I want to divide the resulting questions from my perusal of the SNES and its film/TV themed games into a few possible research questions. First, I will examine the possibilities as to why SNES seems to be the particular console to be flooded with this genre of gamic adaptations of film and television. What was it about this particular technology that lead game companies to produce a surge of this style of video game? To examine this question, I believe it is important to examine consoles before and after the SNES, which was released in Japan in November of 1990, and in North America in August of 1991. As Gitelman discusses, it is useless to analyze content without first examining the medium and the relative possibilities and limitations of that medium, thus regulating the type of content that can be, and is produced. Therefore, was it simply technological shortcomings of the medium of the original Nintendo that stopped it from boasting the same repertoire of film and television themed games as the SNES? However, if this is the case, how does one explain the lack of gamic adaptations in future consoles such as the PlayStation, the Xbox, and the Sega Genesis, and even in more current consoles, as the video game industry now rivals the film industry? Furthermore, this leads to the question that might there have been a particular relationship between gaming and television/cinema at that time. What in American culture was influencing this sudden drive to need to play an active role in beloved films and TV shows when at that point there were already several well established game series’ and worlds to expound upon?
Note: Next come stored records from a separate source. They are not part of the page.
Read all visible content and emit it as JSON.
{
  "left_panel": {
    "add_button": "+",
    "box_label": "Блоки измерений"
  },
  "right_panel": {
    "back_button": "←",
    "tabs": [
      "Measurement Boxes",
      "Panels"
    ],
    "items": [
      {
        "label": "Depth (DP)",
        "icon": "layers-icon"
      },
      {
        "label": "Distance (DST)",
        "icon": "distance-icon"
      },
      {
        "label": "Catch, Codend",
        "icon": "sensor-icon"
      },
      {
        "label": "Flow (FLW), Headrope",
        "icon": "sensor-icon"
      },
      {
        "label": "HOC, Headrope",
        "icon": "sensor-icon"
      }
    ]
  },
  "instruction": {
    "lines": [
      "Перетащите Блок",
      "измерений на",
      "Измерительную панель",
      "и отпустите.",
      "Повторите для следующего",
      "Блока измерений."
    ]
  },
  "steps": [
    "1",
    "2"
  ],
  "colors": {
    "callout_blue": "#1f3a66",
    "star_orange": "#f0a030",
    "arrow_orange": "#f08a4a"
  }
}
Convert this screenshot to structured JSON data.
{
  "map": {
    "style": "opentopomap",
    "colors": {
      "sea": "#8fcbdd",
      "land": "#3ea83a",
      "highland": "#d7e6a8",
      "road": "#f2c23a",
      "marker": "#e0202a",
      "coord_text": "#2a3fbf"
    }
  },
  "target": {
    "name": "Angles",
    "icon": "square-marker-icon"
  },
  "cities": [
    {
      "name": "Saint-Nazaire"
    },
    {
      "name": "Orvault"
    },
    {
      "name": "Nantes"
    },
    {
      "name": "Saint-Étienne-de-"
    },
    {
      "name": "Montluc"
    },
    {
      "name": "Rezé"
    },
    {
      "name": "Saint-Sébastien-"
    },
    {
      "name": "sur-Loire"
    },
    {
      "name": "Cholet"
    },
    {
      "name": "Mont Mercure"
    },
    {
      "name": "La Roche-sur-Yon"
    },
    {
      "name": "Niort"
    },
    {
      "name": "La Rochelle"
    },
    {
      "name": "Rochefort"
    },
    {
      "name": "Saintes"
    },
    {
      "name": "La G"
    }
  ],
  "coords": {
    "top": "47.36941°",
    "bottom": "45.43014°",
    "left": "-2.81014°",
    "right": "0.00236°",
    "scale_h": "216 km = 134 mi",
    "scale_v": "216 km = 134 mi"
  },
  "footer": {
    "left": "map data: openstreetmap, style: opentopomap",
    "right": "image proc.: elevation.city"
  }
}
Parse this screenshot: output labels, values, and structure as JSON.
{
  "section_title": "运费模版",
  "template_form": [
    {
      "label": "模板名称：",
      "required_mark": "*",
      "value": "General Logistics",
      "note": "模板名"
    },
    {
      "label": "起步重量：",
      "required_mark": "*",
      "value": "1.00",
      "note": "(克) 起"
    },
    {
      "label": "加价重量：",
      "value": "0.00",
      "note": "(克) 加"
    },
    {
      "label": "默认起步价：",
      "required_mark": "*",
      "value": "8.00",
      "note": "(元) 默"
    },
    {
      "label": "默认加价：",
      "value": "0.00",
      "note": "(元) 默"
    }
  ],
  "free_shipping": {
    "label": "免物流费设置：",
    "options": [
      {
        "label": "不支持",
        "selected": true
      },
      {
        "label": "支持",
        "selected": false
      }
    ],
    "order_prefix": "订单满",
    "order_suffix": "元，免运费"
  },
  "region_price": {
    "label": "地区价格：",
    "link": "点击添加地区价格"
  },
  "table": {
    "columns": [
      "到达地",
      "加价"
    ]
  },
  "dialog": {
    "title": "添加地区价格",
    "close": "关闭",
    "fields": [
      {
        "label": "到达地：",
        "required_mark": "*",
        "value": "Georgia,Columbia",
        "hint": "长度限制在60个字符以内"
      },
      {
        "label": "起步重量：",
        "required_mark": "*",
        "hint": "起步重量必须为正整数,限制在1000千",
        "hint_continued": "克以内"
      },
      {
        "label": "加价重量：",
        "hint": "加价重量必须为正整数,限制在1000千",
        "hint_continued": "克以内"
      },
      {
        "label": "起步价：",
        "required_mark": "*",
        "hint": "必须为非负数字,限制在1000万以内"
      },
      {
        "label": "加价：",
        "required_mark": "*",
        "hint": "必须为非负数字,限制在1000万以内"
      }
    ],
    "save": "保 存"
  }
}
Secondly, I want to undertake an examination of the physical media themselves to interrogate the connections between these types of games (if any): were the game boxes and cartridges/manuals presented like a movie box? Were the games advertised in a similar way to an advertisement for a film or television show? Who are they marketed toward and how? How concurrent with the release of the film/television show were the release of the games? Is there any connection Do the games feel like TV or a film upon playing?